Dane’s actions had actually killed two people. The idea that Dwight Holderfield had committed suicide because of his son’s death ... and Dane was responsible. Damn.

“Turn here.”

He took the right. It wasn’t that far from the house where he’d grown up. A side road that as best he recalled was a dead end only a couple hundred feet into the woods. Deeper into those woods was a path that led from his house to Elizabeth’s. A slight detour from that same path ended at his uncle’s shack. They’d used those paths all the time when Carson was a kid.

Where the hell was Baxter taking him? Were there more skeletons he hadn’t heard about yet?

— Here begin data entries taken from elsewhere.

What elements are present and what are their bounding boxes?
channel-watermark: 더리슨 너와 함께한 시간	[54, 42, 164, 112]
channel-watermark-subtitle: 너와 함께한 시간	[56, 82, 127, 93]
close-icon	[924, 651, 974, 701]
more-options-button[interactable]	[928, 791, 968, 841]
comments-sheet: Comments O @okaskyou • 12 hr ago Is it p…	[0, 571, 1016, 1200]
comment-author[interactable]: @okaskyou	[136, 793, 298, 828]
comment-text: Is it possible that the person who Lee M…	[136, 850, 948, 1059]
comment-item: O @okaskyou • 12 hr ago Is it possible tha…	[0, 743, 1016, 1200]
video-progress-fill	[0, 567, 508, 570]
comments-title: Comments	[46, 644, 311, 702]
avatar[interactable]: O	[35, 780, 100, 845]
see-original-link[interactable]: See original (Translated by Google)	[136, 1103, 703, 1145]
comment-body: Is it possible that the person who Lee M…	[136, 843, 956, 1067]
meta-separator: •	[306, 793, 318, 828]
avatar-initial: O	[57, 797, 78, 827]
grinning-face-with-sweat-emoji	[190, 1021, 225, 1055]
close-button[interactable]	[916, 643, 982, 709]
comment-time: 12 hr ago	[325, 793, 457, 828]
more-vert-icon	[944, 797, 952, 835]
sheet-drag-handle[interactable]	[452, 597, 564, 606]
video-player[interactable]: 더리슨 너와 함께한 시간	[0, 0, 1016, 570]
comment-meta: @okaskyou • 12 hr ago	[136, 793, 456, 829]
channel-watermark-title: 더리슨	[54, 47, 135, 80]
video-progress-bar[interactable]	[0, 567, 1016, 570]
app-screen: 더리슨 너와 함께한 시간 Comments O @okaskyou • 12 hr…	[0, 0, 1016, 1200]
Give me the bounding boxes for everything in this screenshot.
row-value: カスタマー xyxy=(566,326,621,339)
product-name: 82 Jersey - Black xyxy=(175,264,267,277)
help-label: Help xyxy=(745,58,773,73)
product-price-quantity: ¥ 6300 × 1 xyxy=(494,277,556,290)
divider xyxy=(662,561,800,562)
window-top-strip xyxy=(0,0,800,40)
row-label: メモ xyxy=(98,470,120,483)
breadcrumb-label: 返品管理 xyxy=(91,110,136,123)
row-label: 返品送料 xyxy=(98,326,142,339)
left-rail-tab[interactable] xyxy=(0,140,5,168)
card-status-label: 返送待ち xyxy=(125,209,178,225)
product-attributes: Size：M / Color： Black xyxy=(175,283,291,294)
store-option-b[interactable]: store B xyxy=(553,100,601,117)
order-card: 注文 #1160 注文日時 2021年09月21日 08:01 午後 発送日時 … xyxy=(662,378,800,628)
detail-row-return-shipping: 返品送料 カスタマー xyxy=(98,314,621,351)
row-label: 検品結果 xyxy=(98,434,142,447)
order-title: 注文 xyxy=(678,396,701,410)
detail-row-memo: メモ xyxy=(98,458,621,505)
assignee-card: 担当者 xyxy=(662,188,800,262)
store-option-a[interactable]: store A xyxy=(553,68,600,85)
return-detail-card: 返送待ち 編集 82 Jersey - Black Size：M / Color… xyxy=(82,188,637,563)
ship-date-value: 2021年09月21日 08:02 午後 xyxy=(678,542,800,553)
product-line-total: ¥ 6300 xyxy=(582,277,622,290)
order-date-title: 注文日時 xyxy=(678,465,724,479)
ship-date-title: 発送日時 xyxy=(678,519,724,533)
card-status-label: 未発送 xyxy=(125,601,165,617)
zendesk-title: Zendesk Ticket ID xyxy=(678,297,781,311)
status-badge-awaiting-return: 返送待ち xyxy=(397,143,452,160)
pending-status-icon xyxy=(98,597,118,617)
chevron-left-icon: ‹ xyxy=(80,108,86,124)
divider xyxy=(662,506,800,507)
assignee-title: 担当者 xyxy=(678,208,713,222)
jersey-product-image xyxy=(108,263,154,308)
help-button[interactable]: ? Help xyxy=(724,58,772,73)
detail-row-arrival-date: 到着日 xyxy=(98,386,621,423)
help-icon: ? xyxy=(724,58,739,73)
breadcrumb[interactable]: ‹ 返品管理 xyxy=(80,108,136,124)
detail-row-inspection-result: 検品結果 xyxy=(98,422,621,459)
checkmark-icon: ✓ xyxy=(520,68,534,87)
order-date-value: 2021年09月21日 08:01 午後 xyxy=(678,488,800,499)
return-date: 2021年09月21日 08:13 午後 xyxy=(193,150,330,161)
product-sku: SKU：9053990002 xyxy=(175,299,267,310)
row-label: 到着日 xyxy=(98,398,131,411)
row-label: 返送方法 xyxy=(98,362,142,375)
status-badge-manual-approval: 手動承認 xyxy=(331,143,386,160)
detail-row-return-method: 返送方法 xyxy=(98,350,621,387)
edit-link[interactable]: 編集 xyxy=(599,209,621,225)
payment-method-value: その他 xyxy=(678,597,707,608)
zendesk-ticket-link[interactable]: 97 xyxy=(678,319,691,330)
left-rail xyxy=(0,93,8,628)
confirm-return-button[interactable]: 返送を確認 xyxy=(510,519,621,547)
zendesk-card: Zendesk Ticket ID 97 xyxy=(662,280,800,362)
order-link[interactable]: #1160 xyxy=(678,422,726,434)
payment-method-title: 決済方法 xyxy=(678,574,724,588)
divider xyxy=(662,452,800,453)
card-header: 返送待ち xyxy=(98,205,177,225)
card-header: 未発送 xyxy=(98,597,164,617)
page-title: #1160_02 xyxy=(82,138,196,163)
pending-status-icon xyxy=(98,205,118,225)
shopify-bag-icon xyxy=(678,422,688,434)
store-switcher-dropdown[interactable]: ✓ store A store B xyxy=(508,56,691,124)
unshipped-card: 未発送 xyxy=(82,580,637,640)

He wasn’t sure he wanted the answer to that question.

They emerged from the car and gathered the flashlights and shovel.

“It’s this way.”

He followed her through the dense underbrush until they found the mostly overgrown path of his childhood adventures in these woods. He didn’t ask any questions. She didn’t offer any information. Something about coming here made him uneasy and, for the first time since the night his family was murdered, he felt afraid.

Baxter stopped suddenly. “Give me a minute.”

While he watched, she walked in circles scanning the ground with the aid of the flashlight. Eventually she appeared to find what she was looking for. Essentially, a spot like a hundred others.

Baxter dropped to her knees and brushed the leaves away. He crouched beside her. Using the shovel he’d brought along, she dugfiercely for a minute or so until he heard the sound of metal on metal. Then she pushed aside the dirt to uncover what she was looking for.

A Beanee Weenee can. What the hell?

She tossed the shovel aside, squeezed the end of the can open, then looked up at him. “Hold out your hands.”

A smart man would have declined, but instinct urged him to do as she said. He cupped his hands, and she poured the contents of the can into them.

It wasn’t until she aimed the beam of her flashlight on the items that he realized what he was holding.

Wedding bands.

Some instinct he wouldn’t name had him searching the inside of one for an inscription ...Forever, Olivia.

The missing wedding bands ... the symbols of his parents’ commitment to each other.

Stokes had been telling the truth ... he wasn’t the one.

The drive back to Tanner’s childhood home was made in silence. Annette wanted to explain but she couldn’t find the words.

When he parked next to her rental, he finally spoke. “How did Dane come into possession of these items?”

“That I can’t answer. But I can tell you that once he’d realized what he’d done, trading the rings for drugs, he was frantic to get them back. He and Zac argued, and Zac ended up dead.” God, she was suddenly so tired. “You have to remember he was pretty messed up when I got to him.”

“So he told you nothing.”

She stared at him through the darkness of the car’s interior. “He kept mumbling something about keeping secrets too long. That it needed to be over.”